Bolitho sonrió. Resultaba sorprendente que Probyn sobreviviera. Para su fortuna, una vez el
Trojan
regresó de su misión de escolta con el convoy de Halifax, el navío apenas se había hecho a la mar un par de ocasiones. El trabajo de esos meses se había limitado a dos salidas como patrulla de apoyo al ejército de tierra, y unos ejercicios de artillería junto al navío insignia, a la vista de la ciudad de Nueva York. Unos cuantos temporales duros, y la debilidad de Probyn por el alcohol podía fácilmente terminar con él.

Bolitho se incorporó.

—Tendré que ir a cambiarme, entonces.

Cairns asintió.

—El comandante le espera cuando acabe la guardia de la tarde, a las ocho. Se trasladarán en la lancha de revista. Asegúrese de que los hombres de su dotación vayan ligeros y lo tengan todo listo. No está nuestro amo y señor de humor para tolerar negligencias, eso se lo puedo asegurar.

A la hora en punto, tal como había señalado, el comandante Pears irrumpió en el alcázar del
Trojan
. Impresionaba su uniforme de gala, decorado con galones dorados. El sable, colgado de su flanco, bailaba sobre cubierta señalando a diestra y siniestra como un puntero. Tanto oro bordado contra su pecho y tantas puntillas enmarcadas por el azul oscuro de la casaca y el blanco de los calzones tenían el efecto de hacerle parecer más alto y más joven.

Junto al portalón de estribor le esperaba Bolitho, también ataviado con su mejor uniforme, con un espadín que sustituía el habitual sable de combate colgado de un cinto cruzado sobre su chaleco.

Ya se había ocupado de pasar revista a la lancha y a su gente, para no encontrarse con ningún fallo cuando la abordase el comandante.

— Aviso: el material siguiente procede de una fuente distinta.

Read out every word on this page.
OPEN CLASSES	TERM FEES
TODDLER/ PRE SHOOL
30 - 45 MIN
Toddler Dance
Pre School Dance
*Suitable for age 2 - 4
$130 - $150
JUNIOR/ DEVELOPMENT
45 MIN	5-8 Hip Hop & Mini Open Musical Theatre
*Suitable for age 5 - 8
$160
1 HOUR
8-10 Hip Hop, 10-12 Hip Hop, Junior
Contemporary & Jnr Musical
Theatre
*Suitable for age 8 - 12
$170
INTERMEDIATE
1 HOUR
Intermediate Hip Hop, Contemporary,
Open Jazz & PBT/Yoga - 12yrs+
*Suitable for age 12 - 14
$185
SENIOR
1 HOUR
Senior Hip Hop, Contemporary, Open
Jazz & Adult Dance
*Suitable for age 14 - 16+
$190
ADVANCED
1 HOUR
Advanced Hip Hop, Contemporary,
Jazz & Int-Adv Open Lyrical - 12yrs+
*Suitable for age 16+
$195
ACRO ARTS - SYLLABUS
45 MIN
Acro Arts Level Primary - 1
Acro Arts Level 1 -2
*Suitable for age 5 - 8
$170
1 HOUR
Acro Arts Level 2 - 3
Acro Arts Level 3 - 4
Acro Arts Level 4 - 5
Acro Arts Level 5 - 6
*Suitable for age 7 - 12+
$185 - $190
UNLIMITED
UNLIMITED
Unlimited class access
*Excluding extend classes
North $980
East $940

Se trataba de una embarcación elegante, de casco rojo muy oscuro y brazolas pintadas de blanco. Los bancos de popa estaban cubiertos con cojines rojos a juego, y en el espejo se veía el nombre del navío escrito en pan de oro. El casco bailaba con elegancia contra el costado del
Trojan
. Las dos hileras de remeros presentaban los remos en dos hileras verticales, uniformados con camisas a cuadros blancas y rojas y sombreros negros. Aquella lancha, decidió Bolitho, tenía empaque suficiente para transportar a un emperador.

Cairns vino corriendo hasta el costado y habló en voz baja al oído del comandante. Viendo que el contador Molesworth esperaba junto al palo del trinquete, con su aspecto siempre agitado, Bolitho dedujo que Cairns planeaba bajar también a tierra en su compañía para tratar con los comerciantes de víveres. Éstos, al igual que los de efectos navales, pensaban más en obtener beneficios que en servir a la patria.

—¡Infantería! —vociferó el capitán D'Esterre—. ¡Presenten… armas!

Las bayonetas de los mosquetes brincaron hasta casi alcanzar el toldo de lona que protegía la cubierta. Bolitho olvidó por un instante al comandante Pears. Su imaginación veía a esos mismos infantes de marina cuando, meses antes, usaron la misma vigorosa decisión para cortar la retirada a los rebeldes americanos que saltaban al abordaje de la
Faithful
.

Pears pareció percibir la presencia de Bolitho por primera vez.

—¡Ah, es usted! —profirió examinando su sombrero, el mejor de que disponía el teniente, las solapas blancas y el chaleco recién planchado—. Por un momento, creí que nos habían asignado un nuevo oficial.